Here's some numbers to think about..
Redwood: 627 MT, 104mm², 400 ALUs, 20 TMUs, 8 ROPs, 128 bit, GDDR5
Juniper:, 1040 MT, 170mm², 800 ALUs, 40 TMUs, 16 ROPs, 128 bit, GDDR5
(Juniper - Redwood) = (170 - 104 = 66mm²) and (1040 - 627 = 413 MT) for 400 ALUs, 20 TMUs, and 8 ROPs.
(627 - 413) = 214 MT for Command Processor, Setup Engine, Tesselator, UVD, I/O, ...
So Juniper use 826 MT for 800 ALUs, 40 TMUs, and 16 ROPs.

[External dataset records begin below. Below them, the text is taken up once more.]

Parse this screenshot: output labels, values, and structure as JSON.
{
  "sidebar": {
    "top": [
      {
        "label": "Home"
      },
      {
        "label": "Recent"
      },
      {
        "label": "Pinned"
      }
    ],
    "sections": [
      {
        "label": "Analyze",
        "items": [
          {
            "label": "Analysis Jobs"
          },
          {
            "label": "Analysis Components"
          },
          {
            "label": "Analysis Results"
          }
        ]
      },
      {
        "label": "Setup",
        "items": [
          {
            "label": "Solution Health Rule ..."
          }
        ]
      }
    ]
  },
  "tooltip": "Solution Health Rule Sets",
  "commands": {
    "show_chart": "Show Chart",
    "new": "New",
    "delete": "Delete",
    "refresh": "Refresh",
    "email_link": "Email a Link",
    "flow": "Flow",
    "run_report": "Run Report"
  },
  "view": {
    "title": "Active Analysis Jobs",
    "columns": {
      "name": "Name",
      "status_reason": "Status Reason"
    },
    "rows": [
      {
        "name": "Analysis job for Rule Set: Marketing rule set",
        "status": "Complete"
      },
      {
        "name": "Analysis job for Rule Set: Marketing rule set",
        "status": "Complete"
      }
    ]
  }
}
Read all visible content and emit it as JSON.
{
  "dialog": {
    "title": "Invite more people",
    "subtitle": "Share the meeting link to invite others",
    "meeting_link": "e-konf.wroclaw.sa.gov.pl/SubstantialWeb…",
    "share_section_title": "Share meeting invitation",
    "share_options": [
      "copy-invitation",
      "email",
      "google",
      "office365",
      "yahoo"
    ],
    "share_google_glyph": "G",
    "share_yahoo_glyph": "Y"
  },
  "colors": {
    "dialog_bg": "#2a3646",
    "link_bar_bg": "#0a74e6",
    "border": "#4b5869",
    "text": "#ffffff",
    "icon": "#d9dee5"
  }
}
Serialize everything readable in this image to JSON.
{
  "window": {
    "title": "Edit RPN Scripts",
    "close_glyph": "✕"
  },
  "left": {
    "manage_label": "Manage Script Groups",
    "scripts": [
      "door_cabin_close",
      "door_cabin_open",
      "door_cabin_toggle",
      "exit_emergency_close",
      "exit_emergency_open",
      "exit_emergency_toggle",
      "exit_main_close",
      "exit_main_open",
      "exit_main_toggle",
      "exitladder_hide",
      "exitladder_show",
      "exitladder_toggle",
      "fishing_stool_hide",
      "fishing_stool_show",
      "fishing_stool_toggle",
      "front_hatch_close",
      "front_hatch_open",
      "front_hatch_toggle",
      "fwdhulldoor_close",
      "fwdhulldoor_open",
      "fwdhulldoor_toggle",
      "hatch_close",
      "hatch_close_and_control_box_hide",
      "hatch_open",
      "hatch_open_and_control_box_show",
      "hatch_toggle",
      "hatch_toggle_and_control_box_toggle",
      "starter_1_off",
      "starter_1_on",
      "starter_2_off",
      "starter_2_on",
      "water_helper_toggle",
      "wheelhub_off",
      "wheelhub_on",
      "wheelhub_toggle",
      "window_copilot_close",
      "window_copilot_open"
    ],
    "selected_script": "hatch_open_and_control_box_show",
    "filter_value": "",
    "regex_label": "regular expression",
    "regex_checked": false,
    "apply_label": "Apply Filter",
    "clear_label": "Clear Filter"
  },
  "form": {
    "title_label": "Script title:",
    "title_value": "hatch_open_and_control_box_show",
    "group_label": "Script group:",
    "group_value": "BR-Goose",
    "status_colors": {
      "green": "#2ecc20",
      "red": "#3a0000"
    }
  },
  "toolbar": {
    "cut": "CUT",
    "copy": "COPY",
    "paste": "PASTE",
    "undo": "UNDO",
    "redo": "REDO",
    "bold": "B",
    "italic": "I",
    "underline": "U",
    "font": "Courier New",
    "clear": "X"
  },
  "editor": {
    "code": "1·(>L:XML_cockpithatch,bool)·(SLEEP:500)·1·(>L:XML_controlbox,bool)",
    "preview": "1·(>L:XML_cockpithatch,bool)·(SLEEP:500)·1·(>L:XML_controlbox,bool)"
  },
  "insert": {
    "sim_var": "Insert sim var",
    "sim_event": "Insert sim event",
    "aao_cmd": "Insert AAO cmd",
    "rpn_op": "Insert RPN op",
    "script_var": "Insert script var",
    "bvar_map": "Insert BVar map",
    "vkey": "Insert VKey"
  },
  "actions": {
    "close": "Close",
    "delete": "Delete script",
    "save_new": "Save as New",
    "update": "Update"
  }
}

24 SIMD = 384 SP 5D = 1920 ALUs, 96 TMUs,
"38 ROPs" = (4.8 x 66mm² = 317mm²) + (38mm² x 1.5) for the "dual-engine" uncore = ~374mm².
30 SIMD = 480 SP 5D = 2400 ALUs, 120 TMUs, 48 ROPs = (6 x 66mm² = 396mm²) + (38mm² x 2) for the "tri-engine" uncore = ~472mm².
24 SIMD or 1920 ALUs is 20% more than Cypress, so this chip needs 20% more bandwidth with the same 256 bit bus.
If we look around we can find 6 GHz GDDR5: Elpida EDW1032BABG60F, Hynix H5GQ2H24MFR-R0C, Samsung K4G20325FC-HC03.
6 GHz is 20% more than 5 GHz, so a 1920 ALUs chip with 6 GHz GDDDR5 on a 256 bit bus seems viable.
A 30 SIMD chip at 800 MHz will deliver 3840 GFLOPs (41% more than Cypress) of peak performance with a ~260W TDP.
This chip may have a 384 bit bus (48 ROPs) with 4.8 GHz GDDR5, and 472mm² is sufficient for that. (R600: 512 bit, 420 mm²)
And that's without any architecture optimizations vs Evergreen.
(Who's said Fermi killer ?!)
24 SIMD for Bart, and 30 SIMD for Cayman ?
These new GPUs could supplement the Evergreen family.
PS: Antilles = 2xBart = 48 SIMD = 3840 ALUs = 5000 GFLOPS @ 651 MHz.